Back in the US, there’s little to distinguish yourself, at least on the surface, from the millions of dateable individuals around you. In fact, for someone like me in Asia, who stood out at 181 cm and in decent shape, I always feel taken down a notch after leaving customs. Many Americans are overweight and some universally considered undateable, but among men, there are so many tall and muscular ones. In Korea, I never really felt weak or fat, because compared to the majority, I was the strong, tall one. In the US… just average. I rely on my speed and endurance to make up the gap.

Because we are still a strongly superficial society, I don’t at all feel confident picking up women in bars or at parties. There are exceptions, but I left a lot of friends behind when I traveled, and with them gone, so too were the connections many people take for granted when it comes to meeting someone special.

Met through a friend of a friend? I don’t have the former.

Friend invited you to a party to set you up with this cute girl? Again, no friends with houses to invite me.

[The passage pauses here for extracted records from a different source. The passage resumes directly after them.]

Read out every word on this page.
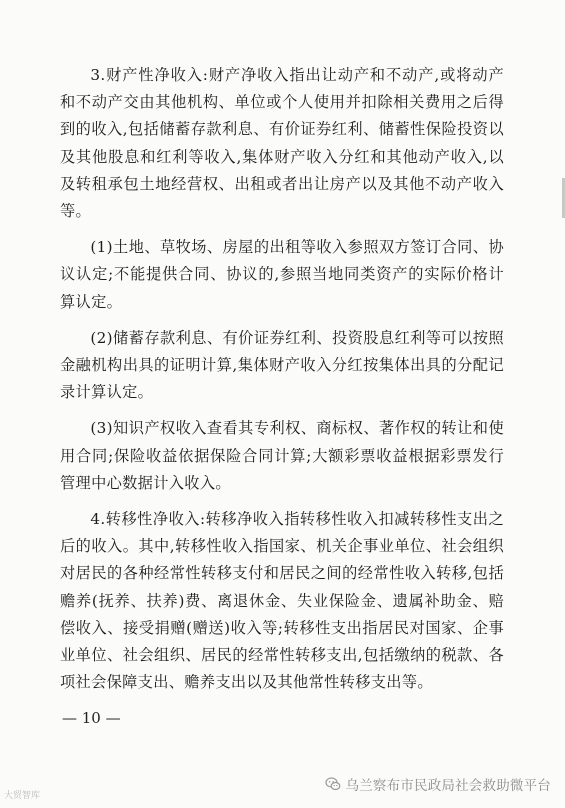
3.财产性净收入:财产净收入指出让动产和不动产,或将动产和不动产交由其他机构、单位或个人使用并扣除相关费用之后得到的收入,包括储蓄存款利息、有价证券红利、储蓄性保险投资以及其他股息和红利等收入,集体财产收入分红和其他动产收入,以及转租承包土地经营权、出租或者出让房产以及其他不动产收入等。

(1)土地、草牧场、房屋的出租等收入参照双方签订合同、协议认定;不能提供合同、协议的,参照当地同类资产的实际价格计算认定。

(2)储蓄存款利息、有价证券红利、投资股息红利等可以按照金融机构出具的证明计算,集体财产收入分红按集体出具的分配记录计算认定。

(3)知识产权收入查看其专利权、商标权、著作权的转让和使用合同;保险收益依据保险合同计算;大额彩票收益根据彩票发行管理中心数据计入收入。

4.转移性净收入:转移净收入指转移性收入扣减转移性支出之后的收入。其中,转移性收入指国家、机关企事业单位、社会组织对居民的各种经常性转移支付和居民之间的经常性收入转移,包括赡养(抚养、扶养)费、离退休金、失业保险金、遗属补助金、赔偿收入、接受捐赠(赠送)收入等;转移性支出指居民对国家、企事业单位、社会组织、居民的经常性转移支出,包括缴纳的税款、各项社会保障支出、赡养支出以及其他常性转移支出等。

— 10 —
大贸智库
乌兰察布市民政局社会救助微平台
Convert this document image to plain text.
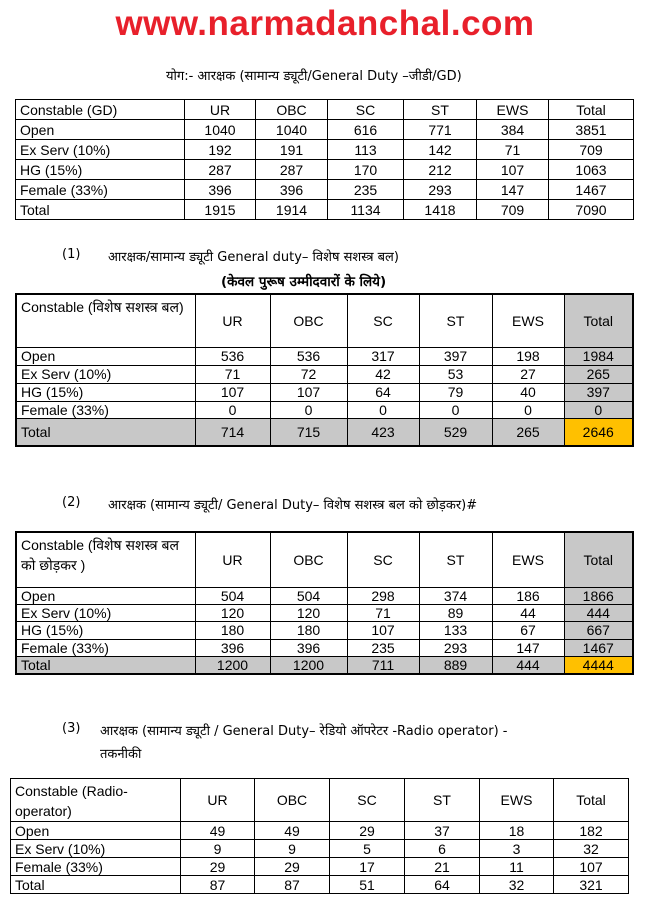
www.narmadanchal.com
योग:- आरक्षक (सामान्य ड्यूटी/General Duty –जीडी/GD)
Constable (GD)	UR	OBC	SC	ST	EWS	Total
Open	1040	1040	616	771	384	3851
Ex Serv (10%)	192	191	113	142	71	709
HG (15%)	287	287	170	212	107	1063
Female (33%)	396	396	235	293	147	1467
Total	1915	1914	1134	1418	709	7090
(1) आरक्षक/सामान्य ड्यूटी General duty– विशेष सशस्त्र बल)
(केवल पुरूष उम्मीदवारों के लिये)
Constable (विशेष सशस्त्र बल)	UR	OBC	SC	ST	EWS	Total
Open	536	536	317	397	198	1984
Ex Serv (10%)	71	72	42	53	27	265
HG (15%)	107	107	64	79	40	397
Female (33%)	0	0	0	0	0	0
Total	714	715	423	529	265	2646
(2) आरक्षक (सामान्य ड्यूटी/ General Duty– विशेष सशस्त्र बल को छोड़कर)#
Constable (विशेष सशस्त्र बल को छोड़कर )	UR	OBC	SC	ST	EWS	Total
Open	504	504	298	374	186	1866
Ex Serv (10%)	120	120	71	89	44	444
HG (15%)	180	180	107	133	67	667
Female (33%)	396	396	235	293	147	1467
Total	1200	1200	711	889	444	4444
(3) आरक्षक (सामान्य ड्यूटी / General Duty– रेडियो ऑपरेटर -Radio operator) -
तकनीकी
Constable (Radio-operator)	UR	OBC	SC	ST	EWS	Total
Open	49	49	29	37	18	182
Ex Serv (10%)	9	9	5	6	3	32
Female (33%)	29	29	17	21	11	107
Total	87	87	51	64	32	321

I’ve been relying on eHarmony and OK Cupid for dating. Even this is a challenge in itself, crafting the profile as I would my conversation with a new person: including enough about travel to make myself interesting, but not so much to make the person believe I’m about to hop on another plane next Monday. Again, all in moderation.

Traveling again

Somehow, before I came to this realization, I met someone sweet on eHarmony while I was still living in Korea. We emailed and Skyped before I flew into San Francisco, and when we were both finally ready, started dating in October 2011. When Christmas rolled around and I booked a flight to Texas, even though we had been dating for two months, she asked me: “You are coming back, right?”

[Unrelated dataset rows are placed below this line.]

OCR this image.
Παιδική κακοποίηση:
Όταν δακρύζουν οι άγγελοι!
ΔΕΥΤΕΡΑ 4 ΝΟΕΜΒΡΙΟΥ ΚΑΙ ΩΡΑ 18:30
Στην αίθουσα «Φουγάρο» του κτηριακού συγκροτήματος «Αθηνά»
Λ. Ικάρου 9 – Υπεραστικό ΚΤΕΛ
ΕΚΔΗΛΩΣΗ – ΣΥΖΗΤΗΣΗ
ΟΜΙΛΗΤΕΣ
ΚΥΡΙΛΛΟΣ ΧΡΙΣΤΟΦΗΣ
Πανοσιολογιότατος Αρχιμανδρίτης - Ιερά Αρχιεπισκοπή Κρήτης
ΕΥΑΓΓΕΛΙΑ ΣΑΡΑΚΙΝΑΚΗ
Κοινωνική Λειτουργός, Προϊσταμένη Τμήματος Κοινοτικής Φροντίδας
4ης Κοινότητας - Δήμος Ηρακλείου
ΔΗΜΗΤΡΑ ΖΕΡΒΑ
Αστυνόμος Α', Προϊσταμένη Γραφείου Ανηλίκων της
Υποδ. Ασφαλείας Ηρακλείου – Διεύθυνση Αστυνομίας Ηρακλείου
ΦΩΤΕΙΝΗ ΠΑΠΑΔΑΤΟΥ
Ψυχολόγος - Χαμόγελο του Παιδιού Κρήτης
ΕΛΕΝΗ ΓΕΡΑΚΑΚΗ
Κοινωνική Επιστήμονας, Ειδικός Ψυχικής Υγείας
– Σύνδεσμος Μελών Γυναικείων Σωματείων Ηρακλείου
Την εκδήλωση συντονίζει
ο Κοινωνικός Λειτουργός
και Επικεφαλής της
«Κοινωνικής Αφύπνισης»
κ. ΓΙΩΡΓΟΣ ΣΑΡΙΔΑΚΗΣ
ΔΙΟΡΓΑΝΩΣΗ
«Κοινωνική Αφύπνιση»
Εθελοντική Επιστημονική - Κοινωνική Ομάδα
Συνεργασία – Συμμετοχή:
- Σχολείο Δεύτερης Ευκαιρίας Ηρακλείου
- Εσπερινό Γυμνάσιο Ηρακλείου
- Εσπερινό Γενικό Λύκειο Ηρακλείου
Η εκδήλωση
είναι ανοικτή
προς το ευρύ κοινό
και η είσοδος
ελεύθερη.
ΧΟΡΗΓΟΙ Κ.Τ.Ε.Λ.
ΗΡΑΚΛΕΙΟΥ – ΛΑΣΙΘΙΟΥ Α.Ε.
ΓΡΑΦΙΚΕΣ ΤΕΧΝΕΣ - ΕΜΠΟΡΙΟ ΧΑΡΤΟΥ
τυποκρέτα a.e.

Not jokingly. She was genuinely concerned my travel bug would kick in at the airport and I wouldn’t return. The sad truth is, she was right in the end. Things didn’t work out in part because I was always considering the next destination (albeit, for us to go together), and she wanted to be in one place for a long time.

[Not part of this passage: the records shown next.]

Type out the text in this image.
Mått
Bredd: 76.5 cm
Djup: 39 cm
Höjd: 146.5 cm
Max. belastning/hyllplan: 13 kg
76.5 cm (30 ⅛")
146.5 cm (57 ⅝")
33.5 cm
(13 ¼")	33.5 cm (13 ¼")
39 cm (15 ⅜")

This is the challenge I face most often when dating someone new. For though I want to stay in one place if only to continue seeing her, I keep travel at the back of my mind. Ideally, I would want to meet someone with whom I could travel whenever the mood struck both of us, but then the chance either one of us would grow bored with the time at home doubles. I seek consistency if only to prove to her, someone out there, that I can stick around long enough for both of us to realize what we mean to each other, and then travel the global together.

One Response to Dating a Traveler

  1. Nora on July 26, 2014 at 8:54 am

    Great musings on the topic. I’ve had a broad scope of experience on this level: I started traveling with somebody and broke up with them on the road (travel isn’t easy on relationships), had my share of one nighters, had guys not want to get involved because they knew I’d pick up and leave (to travel), dated fellow travelers who were a wee bit too loose when we traveled apart, and even dated a traveler at heart who had a home and a daughter.
    Moral of the story: After all that, I’m single again…er, still! It’s not an easy game to play on the road, but then again maybe the challenges are just different; I don’t know that dating is any easier living in one place and being immersed in a routine that makes finding somebody new (and compatible) difficult.